Smoke rises from the Khabbaz oilfield, behind Kurdish peshmerga forces, on the outskirts of Kirkuk, February 2, 2015 (REUTERS/Ako Rasheed).
KHABBAZ OIL FIELD, Iraq (Reuters) -- Production at an oil field near the northern Iraq city of Kirkuk remained suspended Monday after incurring severe damage during a weekend attack by ISIS insurgents, Iraq's oil minister said.

Kurdish forces recaptured a small crude oil station at the Khabbaz oil field 20 km southwest of Kirkuk Saturday, a day after ISIS fighters had seized it.

"What happened Friday was a real threat to the oil installations, but the situation now is stable and under control," Adel Abdel-Mehdi told reporters during a visit to the oil field.

"There is severe damage to the field which has halted production and damage also to the installations," he said.

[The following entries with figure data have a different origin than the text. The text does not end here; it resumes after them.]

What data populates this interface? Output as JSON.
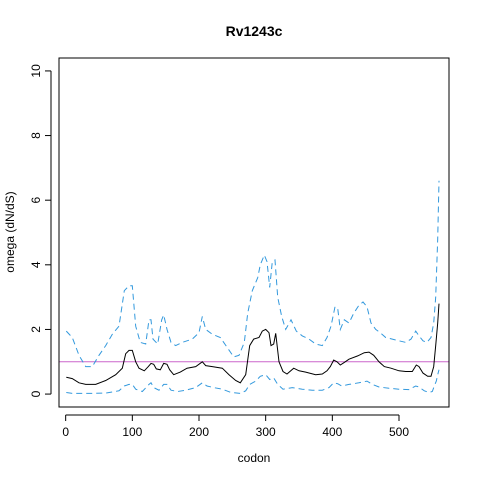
{
  "chart_data": {
    "type": "line",
    "title": "Rv1243c",
    "xlabel": "codon",
    "ylabel": "omega (dN/dS)",
    "xlim": [
      -10,
      575
    ],
    "ylim": [
      -0.4,
      10.4
    ],
    "x_ticks": [
      0,
      100,
      200,
      300,
      400,
      500
    ],
    "x_tick_labels": [
      "0",
      "100",
      "200",
      "300",
      "400",
      "500"
    ],
    "y_ticks": [
      0,
      2,
      4,
      6,
      8,
      10
    ],
    "y_tick_labels": [
      "0",
      "2",
      "4",
      "6",
      "8",
      "10"
    ],
    "grid": false,
    "reference_line": {
      "y": 1,
      "color": "#cc66cc"
    },
    "series": [
      {
        "role": "median",
        "color": "#000000",
        "dash": "solid",
        "points": [
          [
            1,
            0.52
          ],
          [
            10,
            0.48
          ],
          [
            20,
            0.35
          ],
          [
            30,
            0.3
          ],
          [
            45,
            0.3
          ],
          [
            60,
            0.42
          ],
          [
            75,
            0.6
          ],
          [
            85,
            0.8
          ],
          [
            90,
            1.25
          ],
          [
            95,
            1.35
          ],
          [
            100,
            1.35
          ],
          [
            105,
            1.0
          ],
          [
            110,
            0.8
          ],
          [
            118,
            0.72
          ],
          [
            124,
            0.85
          ],
          [
            128,
            0.95
          ],
          [
            132,
            0.92
          ],
          [
            136,
            0.78
          ],
          [
            142,
            0.75
          ],
          [
            147,
            0.95
          ],
          [
            152,
            0.92
          ],
          [
            156,
            0.75
          ],
          [
            162,
            0.6
          ],
          [
            172,
            0.68
          ],
          [
            182,
            0.8
          ],
          [
            195,
            0.85
          ],
          [
            205,
            1.0
          ],
          [
            210,
            0.88
          ],
          [
            220,
            0.85
          ],
          [
            235,
            0.8
          ],
          [
            245,
            0.6
          ],
          [
            255,
            0.42
          ],
          [
            262,
            0.35
          ],
          [
            270,
            0.6
          ],
          [
            276,
            1.5
          ],
          [
            282,
            1.7
          ],
          [
            290,
            1.75
          ],
          [
            295,
            1.95
          ],
          [
            300,
            2.0
          ],
          [
            305,
            1.9
          ],
          [
            308,
            1.5
          ],
          [
            312,
            1.55
          ],
          [
            315,
            1.88
          ],
          [
            320,
            1.0
          ],
          [
            326,
            0.7
          ],
          [
            332,
            0.62
          ],
          [
            342,
            0.8
          ],
          [
            350,
            0.72
          ],
          [
            360,
            0.68
          ],
          [
            375,
            0.6
          ],
          [
            385,
            0.62
          ],
          [
            392,
            0.72
          ],
          [
            397,
            0.85
          ],
          [
            402,
            1.05
          ],
          [
            407,
            1.0
          ],
          [
            412,
            0.9
          ],
          [
            418,
            0.98
          ],
          [
            425,
            1.08
          ],
          [
            438,
            1.18
          ],
          [
            448,
            1.28
          ],
          [
            455,
            1.3
          ],
          [
            462,
            1.2
          ],
          [
            470,
            1.0
          ],
          [
            478,
            0.85
          ],
          [
            488,
            0.8
          ],
          [
            500,
            0.72
          ],
          [
            510,
            0.7
          ],
          [
            520,
            0.7
          ],
          [
            526,
            0.9
          ],
          [
            530,
            0.85
          ],
          [
            536,
            0.65
          ],
          [
            543,
            0.55
          ],
          [
            548,
            0.55
          ],
          [
            552,
            0.85
          ],
          [
            555,
            1.5
          ],
          [
            558,
            2.2
          ],
          [
            560,
            2.8
          ]
        ]
      },
      {
        "role": "upper",
        "color": "#3399dd",
        "dash": "6,4",
        "points": [
          [
            1,
            1.95
          ],
          [
            10,
            1.75
          ],
          [
            20,
            1.2
          ],
          [
            30,
            0.85
          ],
          [
            40,
            0.85
          ],
          [
            50,
            1.2
          ],
          [
            60,
            1.5
          ],
          [
            70,
            1.85
          ],
          [
            80,
            2.1
          ],
          [
            88,
            3.2
          ],
          [
            95,
            3.35
          ],
          [
            100,
            3.35
          ],
          [
            105,
            2.1
          ],
          [
            112,
            1.6
          ],
          [
            120,
            1.55
          ],
          [
            125,
            2.3
          ],
          [
            128,
            2.3
          ],
          [
            131,
            1.7
          ],
          [
            138,
            1.55
          ],
          [
            144,
            2.3
          ],
          [
            147,
            2.45
          ],
          [
            152,
            2.0
          ],
          [
            158,
            1.6
          ],
          [
            165,
            1.5
          ],
          [
            175,
            1.6
          ],
          [
            190,
            1.7
          ],
          [
            200,
            1.9
          ],
          [
            205,
            2.4
          ],
          [
            210,
            2.0
          ],
          [
            220,
            1.85
          ],
          [
            232,
            1.75
          ],
          [
            242,
            1.45
          ],
          [
            252,
            1.15
          ],
          [
            260,
            1.2
          ],
          [
            268,
            1.6
          ],
          [
            273,
            2.5
          ],
          [
            280,
            3.2
          ],
          [
            288,
            3.6
          ],
          [
            292,
            4.0
          ],
          [
            298,
            4.3
          ],
          [
            302,
            4.1
          ],
          [
            306,
            3.3
          ],
          [
            310,
            4.1
          ],
          [
            314,
            4.15
          ],
          [
            318,
            3.0
          ],
          [
            324,
            2.4
          ],
          [
            330,
            2.0
          ],
          [
            338,
            2.3
          ],
          [
            346,
            1.95
          ],
          [
            355,
            1.8
          ],
          [
            365,
            1.7
          ],
          [
            375,
            1.55
          ],
          [
            385,
            1.5
          ],
          [
            392,
            1.75
          ],
          [
            398,
            2.1
          ],
          [
            404,
            2.7
          ],
          [
            408,
            2.65
          ],
          [
            412,
            2.0
          ],
          [
            418,
            2.3
          ],
          [
            425,
            2.2
          ],
          [
            432,
            2.5
          ],
          [
            440,
            2.75
          ],
          [
            446,
            2.85
          ],
          [
            452,
            2.7
          ],
          [
            458,
            2.2
          ],
          [
            465,
            2.0
          ],
          [
            472,
            1.9
          ],
          [
            480,
            1.75
          ],
          [
            490,
            1.7
          ],
          [
            500,
            1.65
          ],
          [
            510,
            1.6
          ],
          [
            518,
            1.7
          ],
          [
            525,
            1.95
          ],
          [
            530,
            1.8
          ],
          [
            536,
            1.65
          ],
          [
            542,
            1.6
          ],
          [
            548,
            1.75
          ],
          [
            552,
            2.2
          ],
          [
            555,
            3.0
          ],
          [
            558,
            4.8
          ],
          [
            560,
            6.6
          ]
        ]
      },
      {
        "role": "lower",
        "color": "#3399dd",
        "dash": "6,4",
        "points": [
          [
            1,
            0.05
          ],
          [
            10,
            0.02
          ],
          [
            20,
            0.02
          ],
          [
            40,
            0.02
          ],
          [
            60,
            0.03
          ],
          [
            80,
            0.1
          ],
          [
            88,
            0.25
          ],
          [
            95,
            0.3
          ],
          [
            100,
            0.3
          ],
          [
            105,
            0.15
          ],
          [
            115,
            0.08
          ],
          [
            125,
            0.3
          ],
          [
            128,
            0.35
          ],
          [
            132,
            0.2
          ],
          [
            140,
            0.12
          ],
          [
            147,
            0.3
          ],
          [
            152,
            0.3
          ],
          [
            158,
            0.12
          ],
          [
            168,
            0.08
          ],
          [
            180,
            0.12
          ],
          [
            195,
            0.2
          ],
          [
            205,
            0.35
          ],
          [
            212,
            0.25
          ],
          [
            222,
            0.2
          ],
          [
            235,
            0.15
          ],
          [
            248,
            0.05
          ],
          [
            262,
            0.02
          ],
          [
            270,
            0.1
          ],
          [
            276,
            0.3
          ],
          [
            285,
            0.4
          ],
          [
            292,
            0.55
          ],
          [
            300,
            0.6
          ],
          [
            306,
            0.45
          ],
          [
            312,
            0.5
          ],
          [
            318,
            0.3
          ],
          [
            326,
            0.15
          ],
          [
            340,
            0.2
          ],
          [
            355,
            0.15
          ],
          [
            370,
            0.12
          ],
          [
            385,
            0.12
          ],
          [
            395,
            0.2
          ],
          [
            402,
            0.35
          ],
          [
            408,
            0.32
          ],
          [
            414,
            0.25
          ],
          [
            425,
            0.3
          ],
          [
            440,
            0.35
          ],
          [
            452,
            0.4
          ],
          [
            460,
            0.3
          ],
          [
            470,
            0.22
          ],
          [
            485,
            0.18
          ],
          [
            500,
            0.15
          ],
          [
            515,
            0.14
          ],
          [
            525,
            0.25
          ],
          [
            530,
            0.22
          ],
          [
            538,
            0.1
          ],
          [
            545,
            0.05
          ],
          [
            550,
            0.08
          ],
          [
            553,
            0.25
          ],
          [
            556,
            0.4
          ],
          [
            558,
            0.6
          ],
          [
            560,
            0.75
          ]
        ]
      }
    ]
  }
}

Black columns of smoke from pipeline networks around two oil wells were visible during the visit.

Abdel-Mehdi declined to speculate when operations would resume, saying fires needed to be extinguished before assessing the damage.

ISIS militants seized at least four small oil fields last summer when they overran large areas of northern Iraq, and began selling crude oil and gasoline to finance operations. The attack on Khabbaz was the most serious assault on Kirkuk since then.

Hit by oil prices that have more than halved since June, Iraq is working to boost its shipments to make up for lost revenues dependent mainly on oil exports.

Khabbaz is a small oil field with a maximum production capacity of 15,000 barrels per day; it was producing around 10,000 bpd before the attack.

Around 20 employees at Khabbaz were found and freed Sunday after going missing during the ISIS attack.

One worker said the insurgents had broken into the station carrying weapons, including rocket-propelled grenades and snipers, and threatened to kill him and his colleagues.

Hikmat Ibrahim said the workers had been locked inside a bunker under the station without any water, food or power.

"It was completely dark with only the sound of bombings and clashes outside. We felt we would face death every moment we spent inside," he told Reuters.